Just as we would be shocked by this type of generosity in today's society, Ruth is shocked by Boaz's kindness. Her inquiry as to how and why she has found grace in the eyes of this man even as a stranger, echoes the question we ask when Jesus accepts us despite our many faults. Knowing her sacrifice and commitment, Boaz acknowledges Ruth's loyalty to Naomi the same way Jesus will acknowledge our commitment to Him. Boaz even reminds Ruth that God will reward her.

If Boaz wasn't already playing the part of a knight in shining armor, he also allows Ruth to dine with him and instructs his workers to purposefully drop grain for her to retrieve. Due to his generosity, Ruth is able to glean an ephah[1] of barley. This was much more than the table scraps the poor generally gleaned. While Boaz's generosity certainly played a role in Ruth's ability to glean so much, Ruth's hard work also played a role.

Naomi's Reaction

Naomi is shocked that Ruth gathered so much and acknowledges that Ruth has found favor. This seems to restore Naomi's faith in God. She and Ruth agree that Ruth should stick close to Boaz, gleaning only in his field for the rest of the harvest. Naomi uses this opportunity to reveal their kinship to Boaz, and Ruth sticks by Naomi (who is likely too old to harvest for herself).

Shelter in the Storm

Ruth and Naomi had been through a lot, and on top of that, they were poor. When Ruth decided to glean fields, she was basically deciding to do hard labor for scraps. Ruth had no way of knowing if her efforts would provide enough food for them, but because God was looking out for her, she found a generous benefactor. Boaz provided safety and peace of mind for Ruth to accomplish her mission. Jesus does the same for us. He will protect us and remove obstacles we are unable to defeat while we walk in His purpose for us and accomplish our mission. Ruth finding Boaz isn't about the helpless damsel being rescued by the valiant prince; it's about a hardworking woman finding someone who could shelter her in a storm. Really, it's an allegory for Jesus redeeming His followers.

An Example for Today

When you think of Boaz's generosity, it should strike you as odd that there are many Christians in the US who are staunchly against the idea of government assistance. Boaz could have said "this is my field; I worked for it, and I bought it, go harvest your own field." This would have echoed the mindset of many today, that we have worked for what we have and do not owe anything to those who do not have. Of course, God commanded otherwise.

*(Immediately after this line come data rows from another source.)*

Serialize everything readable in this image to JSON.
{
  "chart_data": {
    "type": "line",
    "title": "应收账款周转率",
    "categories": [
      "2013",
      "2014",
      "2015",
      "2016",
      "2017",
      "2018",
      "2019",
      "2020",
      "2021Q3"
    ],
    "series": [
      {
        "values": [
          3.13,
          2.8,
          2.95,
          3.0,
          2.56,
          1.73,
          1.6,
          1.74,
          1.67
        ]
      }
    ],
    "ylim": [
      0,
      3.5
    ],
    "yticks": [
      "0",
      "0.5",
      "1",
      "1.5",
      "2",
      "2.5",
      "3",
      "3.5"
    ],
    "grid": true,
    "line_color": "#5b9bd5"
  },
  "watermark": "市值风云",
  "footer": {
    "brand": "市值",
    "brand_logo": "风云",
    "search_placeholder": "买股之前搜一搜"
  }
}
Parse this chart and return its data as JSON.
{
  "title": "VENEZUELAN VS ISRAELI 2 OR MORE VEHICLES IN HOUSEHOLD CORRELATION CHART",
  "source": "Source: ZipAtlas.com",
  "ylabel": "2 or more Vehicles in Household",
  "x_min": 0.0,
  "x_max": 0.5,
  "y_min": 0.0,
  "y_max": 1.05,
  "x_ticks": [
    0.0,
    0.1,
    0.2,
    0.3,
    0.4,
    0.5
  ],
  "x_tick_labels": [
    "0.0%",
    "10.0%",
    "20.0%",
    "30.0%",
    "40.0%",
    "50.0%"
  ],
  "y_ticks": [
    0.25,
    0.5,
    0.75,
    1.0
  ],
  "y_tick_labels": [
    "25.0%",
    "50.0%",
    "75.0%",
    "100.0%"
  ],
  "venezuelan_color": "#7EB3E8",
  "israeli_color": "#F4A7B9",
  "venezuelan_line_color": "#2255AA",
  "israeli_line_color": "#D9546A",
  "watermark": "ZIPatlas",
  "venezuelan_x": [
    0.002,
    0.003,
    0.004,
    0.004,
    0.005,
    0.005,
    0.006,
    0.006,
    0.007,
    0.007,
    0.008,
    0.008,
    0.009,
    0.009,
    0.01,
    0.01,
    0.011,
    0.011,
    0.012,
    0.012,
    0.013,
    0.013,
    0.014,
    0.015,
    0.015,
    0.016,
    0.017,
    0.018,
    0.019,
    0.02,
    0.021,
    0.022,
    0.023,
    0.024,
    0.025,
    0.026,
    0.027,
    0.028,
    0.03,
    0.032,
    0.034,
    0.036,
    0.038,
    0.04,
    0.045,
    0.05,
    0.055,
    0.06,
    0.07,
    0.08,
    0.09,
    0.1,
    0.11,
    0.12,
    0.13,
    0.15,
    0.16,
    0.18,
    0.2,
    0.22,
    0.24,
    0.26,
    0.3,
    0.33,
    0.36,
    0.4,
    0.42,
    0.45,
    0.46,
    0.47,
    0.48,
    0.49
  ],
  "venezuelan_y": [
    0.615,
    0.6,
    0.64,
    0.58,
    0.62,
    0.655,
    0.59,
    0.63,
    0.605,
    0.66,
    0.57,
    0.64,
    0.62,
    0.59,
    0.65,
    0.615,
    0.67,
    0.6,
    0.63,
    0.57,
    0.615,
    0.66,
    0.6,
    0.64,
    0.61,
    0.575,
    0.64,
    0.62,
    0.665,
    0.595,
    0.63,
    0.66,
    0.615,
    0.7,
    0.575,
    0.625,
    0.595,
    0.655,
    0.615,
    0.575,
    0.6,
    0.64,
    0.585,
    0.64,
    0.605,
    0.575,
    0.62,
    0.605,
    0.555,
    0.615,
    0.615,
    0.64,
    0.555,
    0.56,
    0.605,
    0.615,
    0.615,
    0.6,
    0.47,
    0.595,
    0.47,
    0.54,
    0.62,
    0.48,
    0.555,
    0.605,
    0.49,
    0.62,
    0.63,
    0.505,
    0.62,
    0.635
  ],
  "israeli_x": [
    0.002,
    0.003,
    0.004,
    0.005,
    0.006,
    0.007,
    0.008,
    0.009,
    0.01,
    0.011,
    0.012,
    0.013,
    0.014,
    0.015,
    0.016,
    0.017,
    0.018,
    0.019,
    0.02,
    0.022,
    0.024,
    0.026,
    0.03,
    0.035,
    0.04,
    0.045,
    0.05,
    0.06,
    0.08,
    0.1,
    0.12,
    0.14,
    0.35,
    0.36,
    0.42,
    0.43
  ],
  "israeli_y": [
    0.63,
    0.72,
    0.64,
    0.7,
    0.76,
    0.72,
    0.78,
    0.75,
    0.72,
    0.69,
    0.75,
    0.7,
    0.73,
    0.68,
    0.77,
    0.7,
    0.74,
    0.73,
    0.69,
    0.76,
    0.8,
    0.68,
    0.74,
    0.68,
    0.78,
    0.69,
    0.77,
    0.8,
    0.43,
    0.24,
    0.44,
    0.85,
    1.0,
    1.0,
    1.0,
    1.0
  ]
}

Why? Probably because there were so many factors limiting someone like Ruth from simply harvesting her own field. For one, she probably didn't have a field. Even if she did have a field, she would have needed to plant crops and cultivate the land in advance; during the time she would have needed to be planting, her husband might not have even been dead yet. To plant the crops, she would need money, something else she didn't have.

Ruth was willing to put in the work, but she needed someone to give her the opportunity. How many people today are stuck in an unfortunate circumstance, but working as hard as they can to make their life better? Sure, we probably all know a few lazybones who are simply mooching off the system, but I definitely know people who need someone like Boaz to make a way from themβ€”from children who've lost their parents to drug addicts trying to turn their life around.

When you think of Boaz, don't just remember him as the perfect husband, remember his generosity. Remember, when you meet people who are struggling, if you have the power to help them follow Boaz's example.

References and Footnotes

  1. An ephah is a measurement used in ancient Israel that is a little more than a bushel according to Merriam-Webster Dictionary.